The group of patients with GE who underwent (ОН)D level test in PF showed (ОН)D level median value = 27.5 (20.4; 34.9) ng/mL wherein the subgroup of patients with I-II grade GE it was GE − 27.9 (22.3; 34.9) ng/mL while the patients with III-IV grade GE showed 23.1 (13.4; 35.2) ng/mL. The PF (ОН)D level median value was 5.2 (3.6; 9.1) ng/mL where patients with I-II grade GE showed 8.9 (4.9; 11.7) ng/mL, while those with III-IV grade GE − 3.6 (0; 5.2) ng/mL. 24% of patients with GE had 25(ОН)D levels in PF below the technique analytical sensitivity threshold thus we put it as equal to 0 ng/mL. A dependence was detected between 25(ОН)D levels in PB and PF (Wilcoxon rank-sum test, p < .001). The same dependence was preserved after dividing the patients into two groups: first with I-II grade GE and the other with III-IV grade GE (Wilcoxon rank-sum test, p < .001; p = .001). The dependence of 25(ОН)D levels in PB on the disease morbidity rate in patients was not detected (Mann-Whitney test, p = .19). Contrary to that the 25(ОН)D level in PF was significantly dependent on the morbidity rate (Mann-Whitney test, p = .004).

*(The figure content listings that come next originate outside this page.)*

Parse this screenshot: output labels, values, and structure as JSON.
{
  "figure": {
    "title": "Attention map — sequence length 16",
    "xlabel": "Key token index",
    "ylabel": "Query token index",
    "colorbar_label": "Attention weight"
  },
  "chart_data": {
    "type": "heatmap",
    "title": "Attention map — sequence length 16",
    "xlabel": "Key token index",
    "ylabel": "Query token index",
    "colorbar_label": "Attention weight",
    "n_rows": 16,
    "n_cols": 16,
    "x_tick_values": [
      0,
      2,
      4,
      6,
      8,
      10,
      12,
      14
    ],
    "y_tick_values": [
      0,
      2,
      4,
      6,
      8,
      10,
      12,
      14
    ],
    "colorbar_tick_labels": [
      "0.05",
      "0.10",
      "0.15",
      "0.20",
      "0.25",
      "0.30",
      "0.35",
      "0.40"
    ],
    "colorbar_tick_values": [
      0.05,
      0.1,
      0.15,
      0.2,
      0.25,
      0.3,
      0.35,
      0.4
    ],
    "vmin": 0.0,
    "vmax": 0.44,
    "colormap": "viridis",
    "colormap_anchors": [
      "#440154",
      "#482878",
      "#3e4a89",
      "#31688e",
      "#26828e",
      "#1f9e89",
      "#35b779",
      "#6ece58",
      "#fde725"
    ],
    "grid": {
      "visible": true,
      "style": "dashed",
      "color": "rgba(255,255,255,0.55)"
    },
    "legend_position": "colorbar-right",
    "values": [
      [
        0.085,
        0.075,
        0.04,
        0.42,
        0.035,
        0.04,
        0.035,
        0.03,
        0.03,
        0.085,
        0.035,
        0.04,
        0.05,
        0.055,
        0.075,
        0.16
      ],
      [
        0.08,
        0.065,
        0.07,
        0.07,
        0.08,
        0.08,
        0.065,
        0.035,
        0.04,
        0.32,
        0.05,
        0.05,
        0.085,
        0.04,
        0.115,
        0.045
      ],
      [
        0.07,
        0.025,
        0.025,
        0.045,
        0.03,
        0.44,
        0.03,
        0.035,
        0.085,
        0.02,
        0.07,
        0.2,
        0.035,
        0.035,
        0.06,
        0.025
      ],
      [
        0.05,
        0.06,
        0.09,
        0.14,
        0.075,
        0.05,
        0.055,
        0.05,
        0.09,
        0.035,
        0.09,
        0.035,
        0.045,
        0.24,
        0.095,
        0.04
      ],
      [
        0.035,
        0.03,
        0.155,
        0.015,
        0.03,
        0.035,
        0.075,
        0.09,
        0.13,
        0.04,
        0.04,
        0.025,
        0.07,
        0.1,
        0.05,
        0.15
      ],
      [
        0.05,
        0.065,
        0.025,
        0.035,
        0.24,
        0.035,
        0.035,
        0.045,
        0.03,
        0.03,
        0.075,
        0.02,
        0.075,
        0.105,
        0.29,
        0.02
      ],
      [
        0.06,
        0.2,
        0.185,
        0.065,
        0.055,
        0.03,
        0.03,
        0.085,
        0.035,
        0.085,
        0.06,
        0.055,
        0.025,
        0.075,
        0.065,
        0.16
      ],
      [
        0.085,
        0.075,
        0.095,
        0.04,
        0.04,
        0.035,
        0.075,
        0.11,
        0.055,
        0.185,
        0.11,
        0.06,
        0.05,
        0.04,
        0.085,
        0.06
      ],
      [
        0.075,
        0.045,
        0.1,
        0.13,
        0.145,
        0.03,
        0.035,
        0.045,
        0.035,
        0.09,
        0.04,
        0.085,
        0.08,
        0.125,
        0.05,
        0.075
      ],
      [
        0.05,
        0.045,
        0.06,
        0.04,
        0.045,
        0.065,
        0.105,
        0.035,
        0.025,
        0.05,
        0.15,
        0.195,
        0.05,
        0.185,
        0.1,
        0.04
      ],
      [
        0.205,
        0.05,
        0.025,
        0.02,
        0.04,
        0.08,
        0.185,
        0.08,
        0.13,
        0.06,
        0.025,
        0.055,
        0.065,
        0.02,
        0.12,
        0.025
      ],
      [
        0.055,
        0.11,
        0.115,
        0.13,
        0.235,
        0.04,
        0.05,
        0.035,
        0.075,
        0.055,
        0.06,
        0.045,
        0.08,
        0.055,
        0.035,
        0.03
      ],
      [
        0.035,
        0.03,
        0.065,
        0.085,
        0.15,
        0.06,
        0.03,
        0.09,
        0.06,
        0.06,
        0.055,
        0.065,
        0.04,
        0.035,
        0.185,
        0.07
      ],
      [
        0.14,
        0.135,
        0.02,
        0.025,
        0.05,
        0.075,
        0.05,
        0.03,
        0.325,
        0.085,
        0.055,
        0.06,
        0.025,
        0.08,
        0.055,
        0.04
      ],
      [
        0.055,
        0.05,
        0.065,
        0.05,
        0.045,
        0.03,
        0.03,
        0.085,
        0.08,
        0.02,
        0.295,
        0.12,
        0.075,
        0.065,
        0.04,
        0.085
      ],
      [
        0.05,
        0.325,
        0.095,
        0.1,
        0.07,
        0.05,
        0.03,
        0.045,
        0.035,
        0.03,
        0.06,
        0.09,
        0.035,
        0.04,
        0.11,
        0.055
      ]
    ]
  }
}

It was established that the frequency of the VDR BsmI gene G allele was authentically higher in the group with GE compared to the population sampling (p = .048). We have also established authentic differences for VDR BsmI gene polymorphic variant G/G genotype in patients with GE compared to the control (p < .05). According to the odds rate GE occurrence risk was 1.9 times higher for this genotype (OR = 1.93 CI = 1.082–3.450). On the contrary, it was also detected that A/A + G/A genotype combination was authentically more frequent in the population (p = .025).
VDR expression was verified in the glad epithelium of eutopic and ectopic endometriosis (,,) as well as in the endometrium of control group patients. The results of VDR expression estimation are presented in . It should be mentioned that according to histological examination endometrium hyperplasia was detected in 5 patients and thus the data of these patients were ignored in VDR expression index analysis. In the other, examined cases endometrium structure corresponded to the proliferative (n = 7) and the secretory (n = 20) cycle phases.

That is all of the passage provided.